来年の通常国会から、内閣委員会野党筆頭理事を務めることになりました。結構重い仕事でありまして、身の引き締まる思いです。

 ということで、所管である内閣府、内閣官房、警察庁関係の法案説明をポツポツと受けています。説明を受けてみて分かるのが、「内閣府、内閣官房にはありとあらゆるものが押し込まれている」ということです。ここに日本の行政制度の矛盾のようなものが出ているような気がします。

 まず、内閣官房の組織図内閣府の組織図をそれぞれ見ていただくと分かりますけども、ともかくありとあらゆるものが入っています。組織があるという事は、当然、そこには人が張り付けられているということになります。

 簡単に言うと、内閣としてとても重要だと思う政策をきちんと大所高所から把握するというのが内閣官房、全省庁を見渡してみて総合調整が必要な分野を担当するのが内閣府、そんなイメージです。ただ、実際に見ていると、そんな原則が崩れそうなくらいありとあらゆるものが内閣府や内閣官房に入ってきています。内閣府の大臣官房は、全然性質の異なるもの全体を統括するわけですから、頭がこんがらがるだろう、本当に一つ一つの政策をグリップできているのだろうか、と心配したくなります。

 国会側で見ていても、今年の通常国会に内閣委員会に上がってきた法案(内閣提出、議員提出)は以下のようなものです。勿論、警察関係もあるので、すべてがすべて内閣府、内閣官房関係ではありません。ただ、パッと見て「相互に関係の無いものが多いよな」と思われる方は多いでしょう。

● 国民経済及び国民生活に重大な影響を及ぼすおそれのある通商に係る交渉に関する情報の提供の促進に関する法律案(岸本周平君外3名提出、衆法第19号) 
● 特定複合観光施設区域の整備の推進に関する法律案(細田博之君外9名提出、衆法第20号) 
● 国会議事堂、内閣総理大臣官邸その他の国の重要な施設等及び外国公館等の周辺地域の上空における小型無人機の飛行の禁止に関する法律案(古屋圭司君外5名提出、衆法第24号) 
● 歳入庁の設置による内国税並びに労働保険料及び年金保険料等の徴収に関する業務の効率化等の推進に関する法律案(今井雅人君外6名提出、衆法第31号) 
● 女性の職業生活における活躍の推進に関する法律案(内閣提出第8号) 
● 風俗営業等の規制及び業務の適正化等に関する法律の一部を改正する法律案(内閣提出第26号) 
● 個人情報の保護に関する法律及び行政手続における特定の個人を識別するための番号の利用等に関する法律の一部を改正する法律案(内閣提出第34号) 
● 道路交通法の一部を改正する法律案(内閣提出第38号)(参議院送付) 
● 内閣の重要政策に関する総合調整等に関する機能の強化のための国家行政組織法等の一部を改正する法律案(内閣提出第54号) 
● 民間資金等の活用による公共施設等の整備等の促進に関する法律の一部を改正する法律案(内閣提出第55号) 

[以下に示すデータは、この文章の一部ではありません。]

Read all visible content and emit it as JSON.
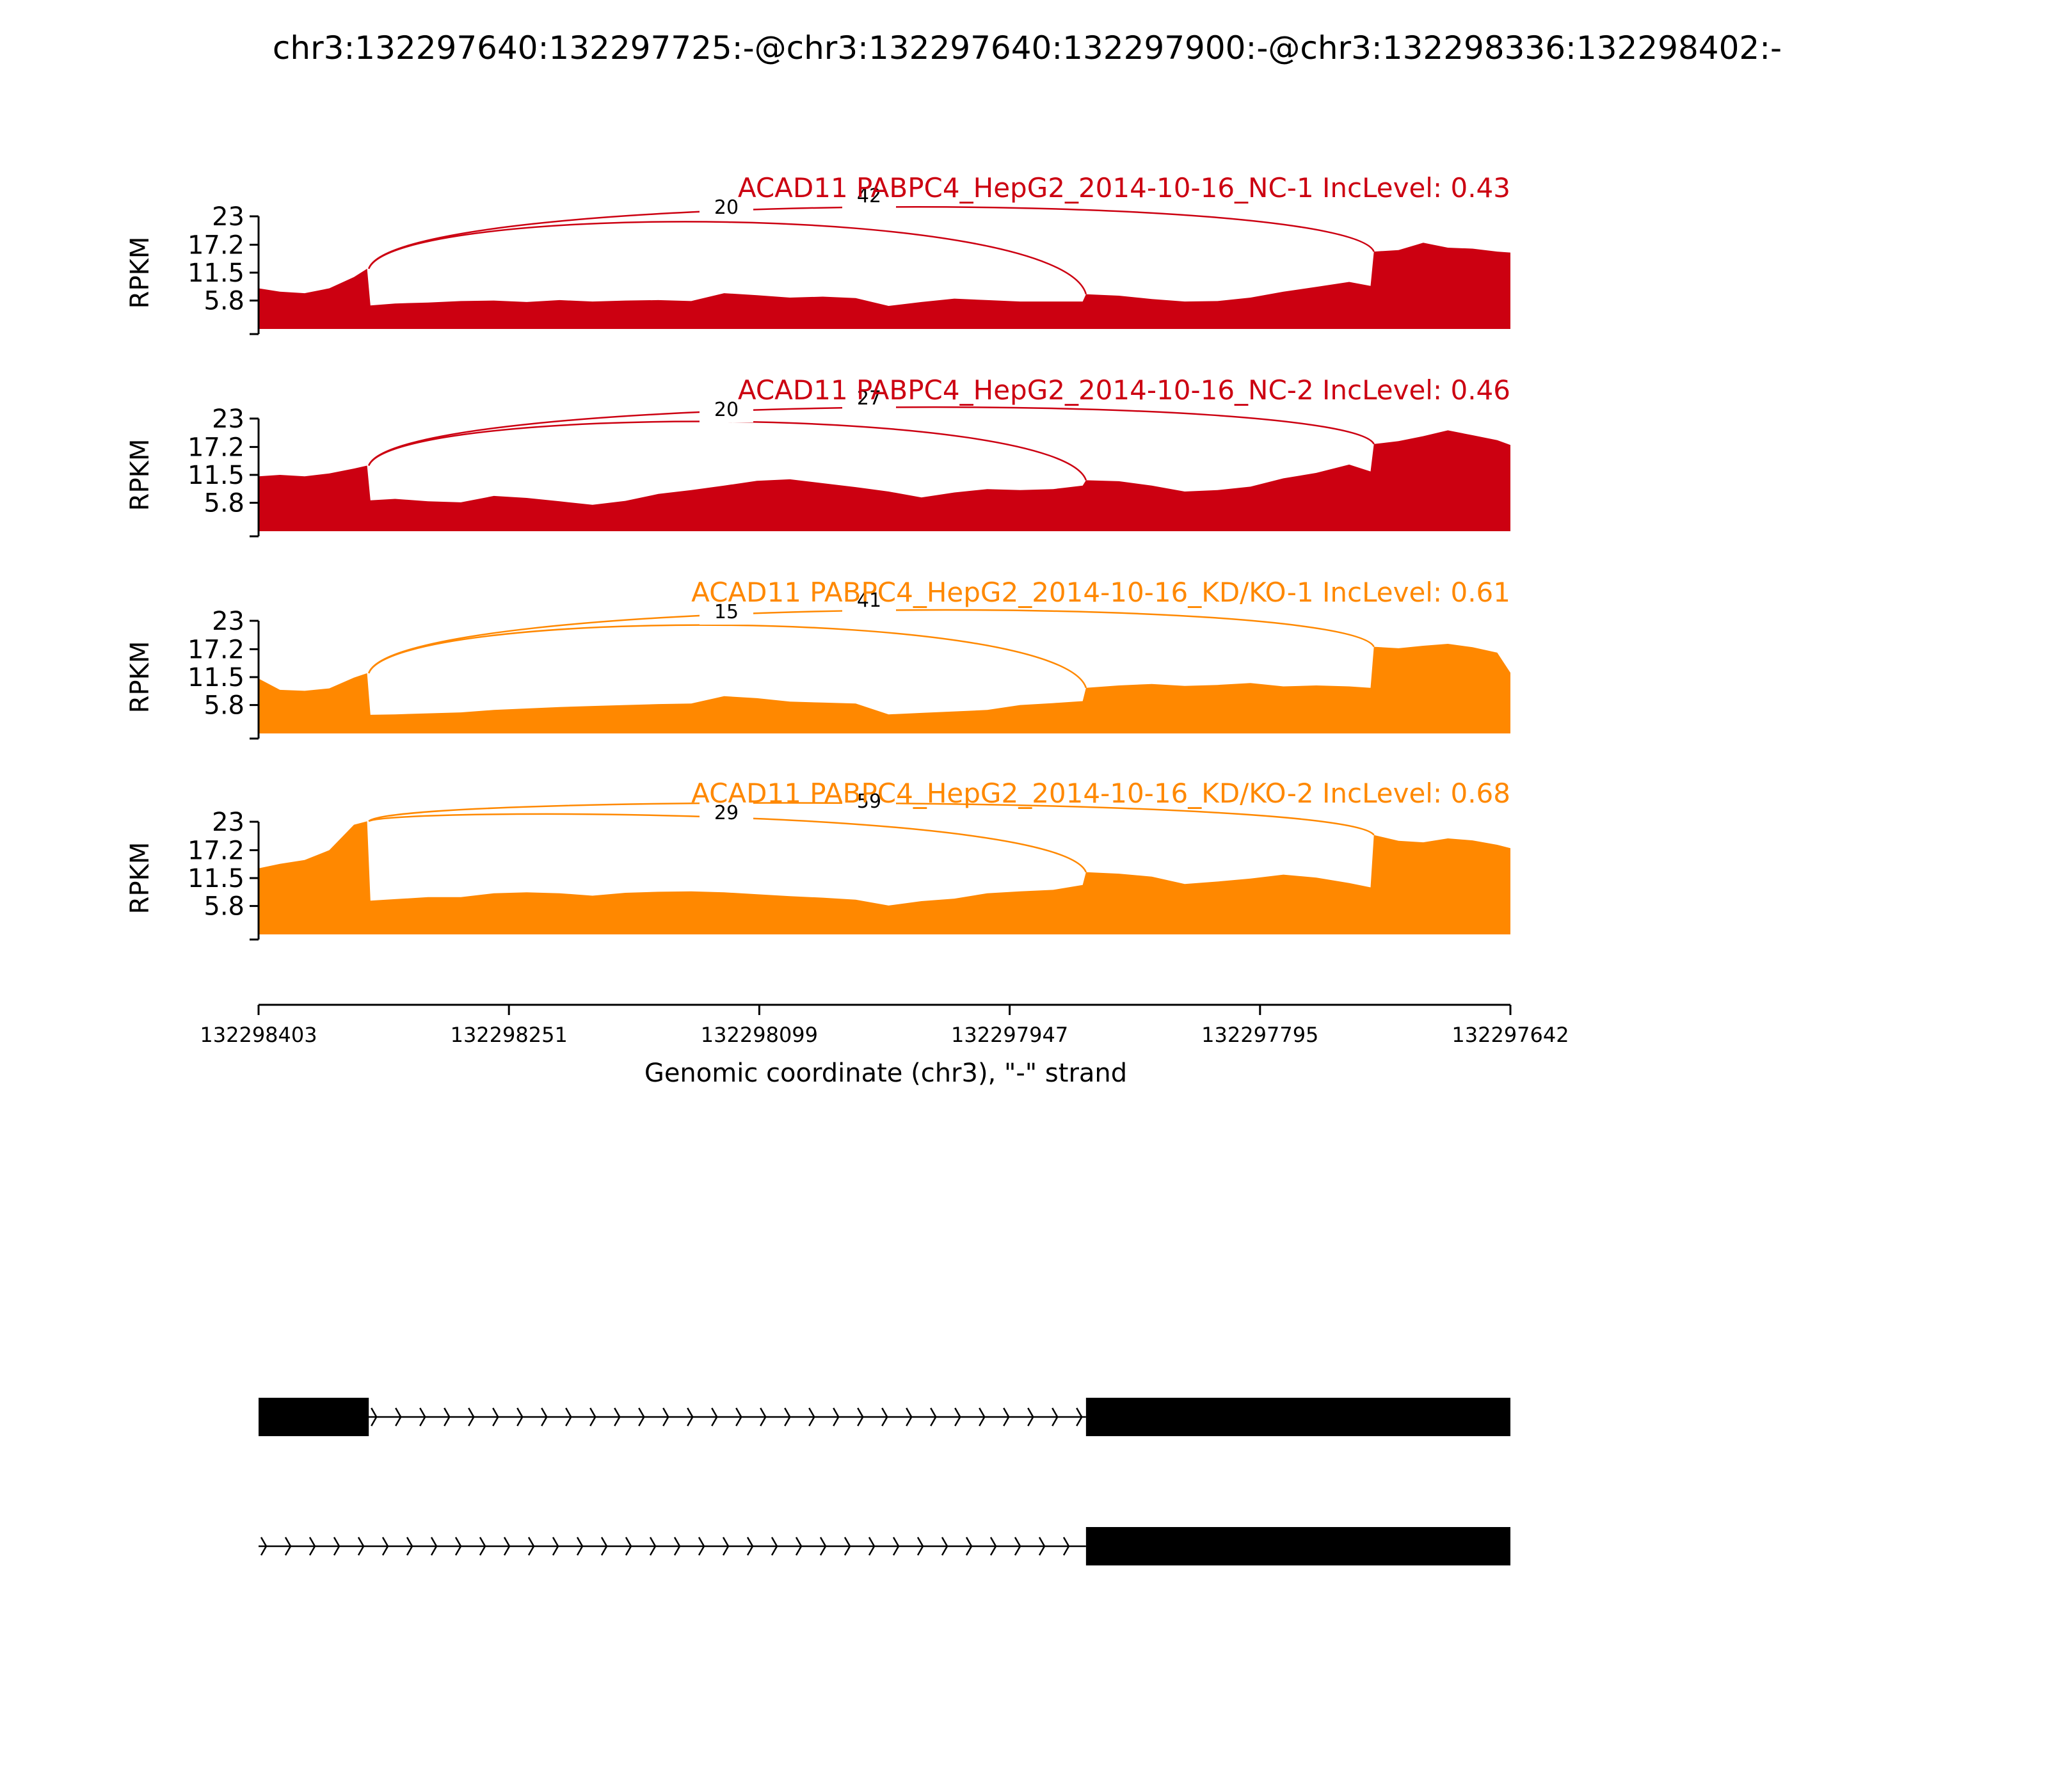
{
  "page_title": "chr3:132297640:132297725:-@chr3:132297640:132297900:-@chr3:132298336:132298402:-",
  "chart_data": {
    "type": "area",
    "title": "chr3:132297640:132297725:-@chr3:132297640:132297900:-@chr3:132298336:132298402:-",
    "xlabel": "Genomic coordinate (chr3), \"-\" strand",
    "ylabel": "RPKM",
    "x_reversed": true,
    "xlim": [
      132298403,
      132297642
    ],
    "xticks": [
      "132298403",
      "132298251",
      "132298099",
      "132297947",
      "132297795",
      "132297642"
    ],
    "ylim": [
      0,
      23
    ],
    "yticks": [
      "5.8",
      "11.5",
      "17.2",
      "23"
    ],
    "x": [
      132298403,
      132298390,
      132298375,
      132298360,
      132298345,
      132298337,
      132298335,
      132298320,
      132298300,
      132298280,
      132298260,
      132298240,
      132298220,
      132298200,
      132298180,
      132298160,
      132298140,
      132298120,
      132298100,
      132298080,
      132298060,
      132298040,
      132298020,
      132298000,
      132297980,
      132297960,
      132297940,
      132297920,
      132297902,
      132297900,
      132297880,
      132297860,
      132297840,
      132297820,
      132297800,
      132297780,
      132297760,
      132297740,
      132297727,
      132297725,
      132297710,
      132297695,
      132297680,
      132297665,
      132297650,
      132297642
    ],
    "tracks": [
      {
        "label": "ACAD11 PABPC4_HepG2_2014-10-16_NC-1 IncLevel: 0.43",
        "color": "#cc0011",
        "values": [
          8.3,
          7.6,
          7.3,
          8.3,
          10.6,
          12.3,
          4.8,
          5.2,
          5.4,
          5.7,
          5.8,
          5.5,
          5.9,
          5.6,
          5.8,
          5.9,
          5.7,
          7.3,
          6.9,
          6.4,
          6.6,
          6.3,
          4.7,
          5.5,
          6.2,
          5.9,
          5.6,
          5.6,
          5.6,
          7.1,
          6.8,
          6.1,
          5.6,
          5.7,
          6.4,
          7.6,
          8.6,
          9.6,
          8.8,
          15.8,
          16.1,
          17.6,
          16.6,
          16.4,
          15.8,
          15.6
        ],
        "junctions": [
          {
            "count": "42",
            "from": 132298336,
            "to": 132297725
          },
          {
            "count": "20",
            "from": 132298336,
            "to": 132297900
          }
        ]
      },
      {
        "label": "ACAD11 PABPC4_HepG2_2014-10-16_NC-2 IncLevel: 0.46",
        "color": "#cc0011",
        "values": [
          11.2,
          11.5,
          11.2,
          11.8,
          12.8,
          13.4,
          6.3,
          6.6,
          6.1,
          5.9,
          7.2,
          6.8,
          6.1,
          5.4,
          6.2,
          7.6,
          8.4,
          9.3,
          10.3,
          10.6,
          9.8,
          9.0,
          8.1,
          6.9,
          7.9,
          8.6,
          8.4,
          8.6,
          9.3,
          10.4,
          10.2,
          9.3,
          8.1,
          8.4,
          9.1,
          10.8,
          11.9,
          13.6,
          12.2,
          17.8,
          18.4,
          19.4,
          20.6,
          19.6,
          18.6,
          17.6
        ],
        "junctions": [
          {
            "count": "27",
            "from": 132298336,
            "to": 132297725
          },
          {
            "count": "20",
            "from": 132298336,
            "to": 132297900
          }
        ]
      },
      {
        "label": "ACAD11 PABPC4_HepG2_2014-10-16_KD/KO-1 IncLevel: 0.61",
        "color": "#ff8800",
        "values": [
          11.2,
          8.9,
          8.7,
          9.2,
          11.4,
          12.3,
          3.8,
          3.9,
          4.1,
          4.3,
          4.8,
          5.1,
          5.4,
          5.6,
          5.8,
          6.0,
          6.1,
          7.6,
          7.2,
          6.5,
          6.3,
          6.1,
          3.9,
          4.2,
          4.5,
          4.8,
          5.8,
          6.2,
          6.6,
          9.3,
          9.8,
          10.1,
          9.7,
          9.9,
          10.3,
          9.6,
          9.8,
          9.6,
          9.3,
          17.7,
          17.4,
          17.9,
          18.3,
          17.6,
          16.5,
          12.4
        ],
        "junctions": [
          {
            "count": "41",
            "from": 132298336,
            "to": 132297725
          },
          {
            "count": "15",
            "from": 132298336,
            "to": 132297900
          }
        ]
      },
      {
        "label": "ACAD11 PABPC4_HepG2_2014-10-16_KD/KO-2 IncLevel: 0.68",
        "color": "#ff8800",
        "values": [
          13.5,
          14.4,
          15.2,
          17.2,
          22.4,
          23.1,
          6.9,
          7.2,
          7.6,
          7.6,
          8.4,
          8.6,
          8.4,
          7.9,
          8.5,
          8.7,
          8.8,
          8.6,
          8.2,
          7.8,
          7.5,
          7.1,
          5.9,
          6.8,
          7.3,
          8.4,
          8.8,
          9.1,
          10.1,
          12.7,
          12.4,
          11.8,
          10.3,
          10.8,
          11.4,
          12.2,
          11.6,
          10.5,
          9.6,
          20.3,
          19.1,
          18.8,
          19.6,
          19.2,
          18.3,
          17.6
        ],
        "junctions": [
          {
            "count": "59",
            "from": 132298336,
            "to": 132297725
          },
          {
            "count": "29",
            "from": 132298336,
            "to": 132297900
          }
        ]
      }
    ],
    "transcripts": [
      {
        "exons": [
          [
            132298403,
            132298336
          ],
          [
            132297900,
            132297642
          ]
        ],
        "line_from": 132298403
      },
      {
        "exons": [
          [
            132297900,
            132297642
          ]
        ],
        "line_from": 132298403
      }
    ]
  }
}
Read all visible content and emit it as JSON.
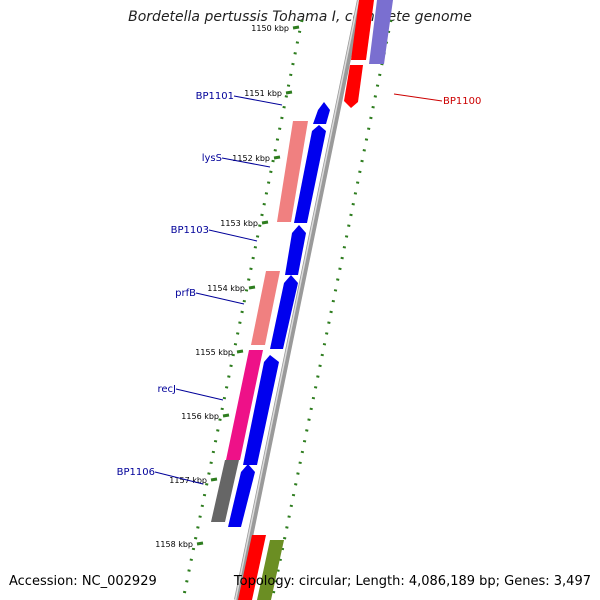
{
  "title": "Bordetella pertussis Tohama I, complete genome",
  "footer": {
    "accession": "Accession: NC_002929",
    "summary": "Topology: circular; Length: 4,086,189 bp; Genes: 3,497"
  },
  "ticks": [
    {
      "label": "1150 kbp",
      "fade": true
    },
    {
      "label": "1151 kbp"
    },
    {
      "label": "1152 kbp"
    },
    {
      "label": "1153 kbp"
    },
    {
      "label": "1154 kbp"
    },
    {
      "label": "1155 kbp"
    },
    {
      "label": "1156 kbp"
    },
    {
      "label": "1157 kbp"
    },
    {
      "label": "1158 kbp"
    }
  ],
  "gene_labels": [
    {
      "name": "BP1100",
      "color": "#cc0000"
    },
    {
      "name": "BP1101",
      "color": "#000099"
    },
    {
      "name": "lysS",
      "color": "#000099"
    },
    {
      "name": "BP1103",
      "color": "#000099"
    },
    {
      "name": "prfB",
      "color": "#000099"
    },
    {
      "name": "recJ",
      "color": "#000099"
    },
    {
      "name": "BP1106",
      "color": "#000099"
    }
  ],
  "colors": {
    "backbone": "#888888",
    "tick": "#2e7d1f",
    "cds": "#0000ee",
    "red": "#ff0000",
    "pink": "#f08080",
    "magenta": "#ee1188",
    "gray": "#666666",
    "purple": "#7a6fd0",
    "olive": "#6b8e23"
  }
}
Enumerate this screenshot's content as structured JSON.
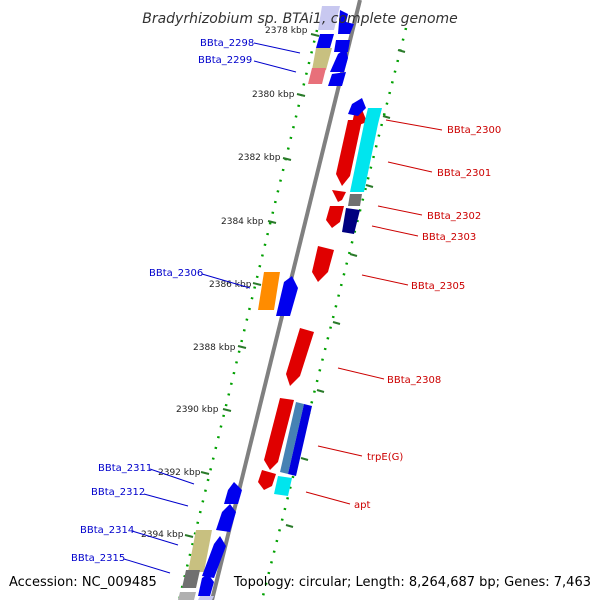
{
  "title": "Bradyrhizobium sp. BTAi1, complete genome",
  "footer": {
    "accession": "Accession: NC_009485",
    "topology": "Topology: circular; Length: 8,264,687 bp; Genes: 7,463"
  },
  "colors": {
    "backbone": "#808080",
    "forward_label": "#0000cc",
    "reverse_label": "#cc0000",
    "tick": "#2a7a2a",
    "ruler": "#00a000"
  },
  "ticks": [
    {
      "label": "2378 kbp"
    },
    {
      "label": "2380 kbp"
    },
    {
      "label": "2382 kbp"
    },
    {
      "label": "2384 kbp"
    },
    {
      "label": "2386 kbp"
    },
    {
      "label": "2388 kbp"
    },
    {
      "label": "2390 kbp"
    },
    {
      "label": "2392 kbp"
    },
    {
      "label": "2394 kbp"
    }
  ],
  "left_labels": [
    {
      "text": "BBta_2298"
    },
    {
      "text": "BBta_2299"
    },
    {
      "text": "BBta_2306"
    },
    {
      "text": "BBta_2311"
    },
    {
      "text": "BBta_2312"
    },
    {
      "text": "BBta_2314"
    },
    {
      "text": "BBta_2315"
    }
  ],
  "right_labels": [
    {
      "text": "BBta_2300"
    },
    {
      "text": "BBta_2301"
    },
    {
      "text": "BBta_2302"
    },
    {
      "text": "BBta_2303"
    },
    {
      "text": "BBta_2305"
    },
    {
      "text": "BBta_2308"
    },
    {
      "text": "trpE(G)"
    },
    {
      "text": "apt"
    }
  ]
}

 もっと変なケースになると、議員立法で新たな取組をしようという事になって、国会に議員立法が提出されても、何処の役所も「うちの所管ではない」と言い張った結果、国会では内閣委員会に落ちてくるということもあります。そうすると、委員会が内閣委員会だったので、その議員立法が成立した暁には、それを担当する部局が内閣府に出来てしまうといったことすらあります。

 個人的には、内閣委員会は広く勉強できるという事でとても楽しみにしているのですが、ただ、その「広く」のところがともすれば「誰も引き取りたくないから、とりあえず内閣府か内閣官房さんで。」みたいになっている一面があると思う時、問題は深刻なのだと痛感します。